Whether the employer mandate delay will slow down coverage expansion is debated, however. The Urban Institute has said coverage expansion won't be materially affected by the delay. And the White House issued a strong statement last week against the idea of delaying the individual mandate. Getting rid of the mandate would be tantamount to repealing the health law because it would make coverage unaffordable in insurance exchanges, the statement said. That suggests Democrats will hold fast against dropping or delaying the individual mandate.
But Beth Feldpush, senior vice president for advocacy at America's Essential Hospitals, said in an interview that although there is uncertainty over the impact on coverage of delaying the employer mandate, "uncertainty is not good for hospitals' plans to care for their patients." What is certain now, she said, are the DSH cuts and the lack of certainty about coverage gains. And that makes it difficult for hospitals to go ahead with plans to expand or renovate, she suggested.

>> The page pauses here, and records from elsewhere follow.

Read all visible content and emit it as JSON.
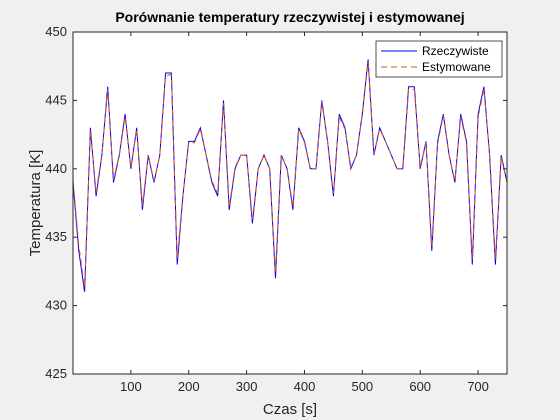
{
  "chart_data": {
    "type": "line",
    "title": "Porównanie temperatury rzeczywistej i estymowanej",
    "xlabel": "Czas [s]",
    "ylabel": "Temperatura [K]",
    "xlim": [
      0,
      750
    ],
    "ylim": [
      425,
      450
    ],
    "xticks": [
      100,
      200,
      300,
      400,
      500,
      600,
      700
    ],
    "yticks": [
      425,
      430,
      435,
      440,
      445,
      450
    ],
    "xtick_labels": [
      "100",
      "200",
      "300",
      "400",
      "500",
      "600",
      "700"
    ],
    "ytick_labels": [
      "425",
      "430",
      "435",
      "440",
      "445",
      "450"
    ],
    "grid": false,
    "legend_position": "top-right",
    "series": [
      {
        "name": "Rzeczywiste",
        "color": "#0000ff",
        "style": "solid",
        "x": [
          0,
          10,
          20,
          30,
          40,
          50,
          60,
          70,
          80,
          90,
          100,
          110,
          120,
          130,
          140,
          150,
          160,
          170,
          180,
          190,
          200,
          210,
          220,
          230,
          240,
          250,
          260,
          270,
          280,
          290,
          300,
          310,
          320,
          330,
          340,
          350,
          360,
          370,
          380,
          390,
          400,
          410,
          420,
          430,
          440,
          450,
          460,
          470,
          480,
          490,
          500,
          510,
          520,
          530,
          540,
          550,
          560,
          570,
          580,
          590,
          600,
          610,
          620,
          630,
          640,
          650,
          660,
          670,
          680,
          690,
          700,
          710,
          720,
          730,
          740,
          750
        ],
        "values": [
          439,
          434,
          431,
          443,
          438,
          441,
          446,
          439,
          441,
          444,
          440,
          443,
          437,
          441,
          439,
          441,
          447,
          447,
          433,
          438,
          442,
          442,
          443,
          441,
          439,
          438,
          445,
          437,
          440,
          441,
          441,
          436,
          440,
          441,
          440,
          432,
          441,
          440,
          437,
          443,
          442,
          440,
          440,
          445,
          442,
          438,
          444,
          443,
          440,
          441,
          444,
          448,
          441,
          443,
          442,
          441,
          440,
          440,
          446,
          446,
          440,
          442,
          434,
          442,
          444,
          441,
          439,
          444,
          442,
          433,
          444,
          446,
          441,
          433,
          441,
          439
        ]
      },
      {
        "name": "Estymowane",
        "color": "#d95319",
        "style": "dashed",
        "x": [
          0,
          10,
          20,
          30,
          40,
          50,
          60,
          70,
          80,
          90,
          100,
          110,
          120,
          130,
          140,
          150,
          160,
          170,
          180,
          190,
          200,
          210,
          220,
          230,
          240,
          250,
          260,
          270,
          280,
          290,
          300,
          310,
          320,
          330,
          340,
          350,
          360,
          370,
          380,
          390,
          400,
          410,
          420,
          430,
          440,
          450,
          460,
          470,
          480,
          490,
          500,
          510,
          520,
          530,
          540,
          550,
          560,
          570,
          580,
          590,
          600,
          610,
          620,
          630,
          640,
          650,
          660,
          670,
          680,
          690,
          700,
          710,
          720,
          730,
          740,
          750
        ],
        "values": [
          439.2,
          434.4,
          431.3,
          442.8,
          438.2,
          441.1,
          445.8,
          439.2,
          441.0,
          443.8,
          440.1,
          442.9,
          437.3,
          441.0,
          439.1,
          441.0,
          446.8,
          446.9,
          433.4,
          438.1,
          441.9,
          441.9,
          442.9,
          441.0,
          439.1,
          438.2,
          444.8,
          437.2,
          440.1,
          441.0,
          441.0,
          436.3,
          440.0,
          441.0,
          440.0,
          432.4,
          441.0,
          440.0,
          437.2,
          442.9,
          441.9,
          440.0,
          440.0,
          444.9,
          442.0,
          438.2,
          443.8,
          442.9,
          440.1,
          441.0,
          443.9,
          447.8,
          441.1,
          442.9,
          442.0,
          441.0,
          440.0,
          440.0,
          445.8,
          445.8,
          440.1,
          441.9,
          434.3,
          441.8,
          443.9,
          441.0,
          439.1,
          443.8,
          441.9,
          433.4,
          443.8,
          445.8,
          441.1,
          433.4,
          440.9,
          439.0
        ]
      }
    ]
  }
}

Chip Kahn, president of the Federation of American Hospitals, said in an interview that his membership supports passage of the Lewis bill "and basically any effort to give some relief here, because under any measure it's unlikely that coverage is going to reach expectations immediately with the implementation of ACA."
The employer mandate also could mean "another increment that may not get covered," he said. "So we need help here because the load of uninsured hopefully will go down but I don't think it will reach expectations in the near term."
Getting Lewis' bill passed won't be easy, he acknowledged. "I think at this point if nothing else changes between now and the end of the year it would be a hard lift for any changes in ACA to actually be enacted. We know from observation that ACA is a Gordian Knot and there's such disagreement on it between Republicans and Democrats that consensus is hard to envision. But that doesn't mean that we will back off on the really important accommodations that we think need to be made."
One of the challenges is that postponing or shrinking the cuts might require offsetting spending cuts of several billion dollars elsewhere in the federal budget.
The Obama administration's fiscal 2014 budget proposal does provide for some relief. It calls for canceling the fiscal 2014 Medicaid DSH cut but recouping the savings by making heavier cuts in future fiscal years. But Kahn said "I think relief is self defeating if it's done in a zero sum game."